Floored by such a severe bout of tonsilitis on the opening day in Somerset that he had to go to hospital, he returned to take 5 for 73 in the second innings, and while it was in a losing cause the young man admitted the experience of working alongside Ashwin, who also took five wickets, had advanced his education considerably.
He put what he learned to good use here, taking 3 for 62 from 22 overs. Having celebrated his maiden Trent Bridge wicket when Will Jacks offered him a rather tame return catch during the afternoon session, Patterson-White made the most important breakthrough as Nottinghamshire sought to snare the final four wickets after tea by dismissing Rikki Clarke leg before with a nicely flighted, turning delivery, and followed that by spinning one back a long way to bowl Morne Morkel, who was deceived enough to offer no stroke.

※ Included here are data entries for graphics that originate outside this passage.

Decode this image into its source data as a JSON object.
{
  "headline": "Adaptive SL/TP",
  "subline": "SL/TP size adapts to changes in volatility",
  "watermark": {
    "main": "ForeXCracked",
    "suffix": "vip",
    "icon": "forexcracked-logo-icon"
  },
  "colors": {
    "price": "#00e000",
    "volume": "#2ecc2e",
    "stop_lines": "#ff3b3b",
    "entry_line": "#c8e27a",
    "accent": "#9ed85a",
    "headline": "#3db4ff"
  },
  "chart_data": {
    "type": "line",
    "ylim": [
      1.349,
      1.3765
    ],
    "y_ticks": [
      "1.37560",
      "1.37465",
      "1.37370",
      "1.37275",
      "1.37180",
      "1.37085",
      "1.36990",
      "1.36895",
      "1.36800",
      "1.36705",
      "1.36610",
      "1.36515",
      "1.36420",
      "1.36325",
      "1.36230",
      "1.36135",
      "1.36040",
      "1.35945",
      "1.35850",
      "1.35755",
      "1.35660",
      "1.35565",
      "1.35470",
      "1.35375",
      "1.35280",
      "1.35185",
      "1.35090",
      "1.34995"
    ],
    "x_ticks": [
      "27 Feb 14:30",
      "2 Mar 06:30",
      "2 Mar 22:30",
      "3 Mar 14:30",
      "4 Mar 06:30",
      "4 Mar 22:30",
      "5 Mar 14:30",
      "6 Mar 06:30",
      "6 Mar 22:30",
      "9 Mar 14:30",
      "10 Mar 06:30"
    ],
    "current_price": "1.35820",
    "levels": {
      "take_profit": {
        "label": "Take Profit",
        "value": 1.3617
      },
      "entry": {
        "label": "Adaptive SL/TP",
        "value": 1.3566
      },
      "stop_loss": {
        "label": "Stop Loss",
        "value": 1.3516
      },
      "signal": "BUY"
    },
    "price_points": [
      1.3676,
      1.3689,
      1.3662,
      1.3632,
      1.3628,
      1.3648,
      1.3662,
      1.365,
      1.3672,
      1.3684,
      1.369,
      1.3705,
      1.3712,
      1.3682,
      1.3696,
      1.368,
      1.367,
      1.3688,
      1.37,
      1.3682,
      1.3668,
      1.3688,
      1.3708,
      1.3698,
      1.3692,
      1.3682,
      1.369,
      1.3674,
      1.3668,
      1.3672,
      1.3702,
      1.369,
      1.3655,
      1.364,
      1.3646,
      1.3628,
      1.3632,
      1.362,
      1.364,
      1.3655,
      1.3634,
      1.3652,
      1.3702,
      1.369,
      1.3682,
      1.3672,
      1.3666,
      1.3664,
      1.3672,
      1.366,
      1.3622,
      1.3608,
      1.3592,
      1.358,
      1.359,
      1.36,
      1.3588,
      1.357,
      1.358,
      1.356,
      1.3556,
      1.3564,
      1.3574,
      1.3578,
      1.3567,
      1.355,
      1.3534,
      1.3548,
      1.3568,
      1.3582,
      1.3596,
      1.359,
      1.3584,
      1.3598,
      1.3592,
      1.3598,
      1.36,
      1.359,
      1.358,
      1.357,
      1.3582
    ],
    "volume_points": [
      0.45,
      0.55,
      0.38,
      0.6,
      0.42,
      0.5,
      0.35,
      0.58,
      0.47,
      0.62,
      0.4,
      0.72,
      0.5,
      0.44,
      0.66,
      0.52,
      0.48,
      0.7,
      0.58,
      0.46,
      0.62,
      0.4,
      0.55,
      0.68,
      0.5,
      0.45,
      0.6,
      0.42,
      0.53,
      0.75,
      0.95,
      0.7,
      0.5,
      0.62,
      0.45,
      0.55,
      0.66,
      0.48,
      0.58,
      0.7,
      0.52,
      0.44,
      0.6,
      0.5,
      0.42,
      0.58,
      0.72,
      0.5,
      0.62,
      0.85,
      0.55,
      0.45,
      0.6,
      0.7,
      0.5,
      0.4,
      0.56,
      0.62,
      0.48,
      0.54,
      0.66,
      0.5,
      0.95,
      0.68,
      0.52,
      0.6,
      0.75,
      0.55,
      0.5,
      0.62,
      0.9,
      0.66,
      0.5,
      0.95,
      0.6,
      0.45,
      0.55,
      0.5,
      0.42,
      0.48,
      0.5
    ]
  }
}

Clarke, whose patient resistance spanned almost two hours, was the third-highest scorer in the Surrey innings after Dean Elgar and Jamie Smith, who shared the best partnership of the innings in adding 81 for the third wicket and might have made a good few more, individually, had they not fallen victim respectively to the best ball and the best catch of the day.
Elgar, who batted with calm authority after Ashwin – into the attack inside the first 30 minutes of play – had dismissed makeshift opener Ryan Patel with his fourth delivery, completed an 82-ball half-century soon after lunch but then lost his off stump as he failed to keep out a terrific ball from the Indian Test bowler that would have seen off most batsmen.
Smith, the wicketkeeper whose batting form has earned him a run of games and who now has the gloves with Ben Foakes away with England Lions, batted sensibly for an hour and a half before falling foul of the sharp reactions of Ben Slater, fielding at short-leg, who held a fine catch off the face of the bat, giving Ashwin his fourth success. Nonetheless, a day after his 19th birthday, Smith had made an important contribution.
Surrey, without Sam Curran, also on Lions duty, and Mark Stoneman, who is missing for family reasons, have welcomed back their young spin bowling prospect, Amar Virdi, who turns 21 next week.
Virdi was a sensation last season, bouncing exuberantly into the title-winning side with 39 wickets. He suffered a back injury during the winter and struggled to regain his overall fitness, prompting director of cricket Alec Stewart to subject him to a regime of “tough love” in order to get him back in shape.
Looking suitably trim, he was handed the new ball alongside Morkel, who immediately looked a dangerous proposition on this surface and sent Nottinghamshire into the pavilion one down after facing 11 overs, forcing Slater to fend a rising ball off his hips to be caught at short leg.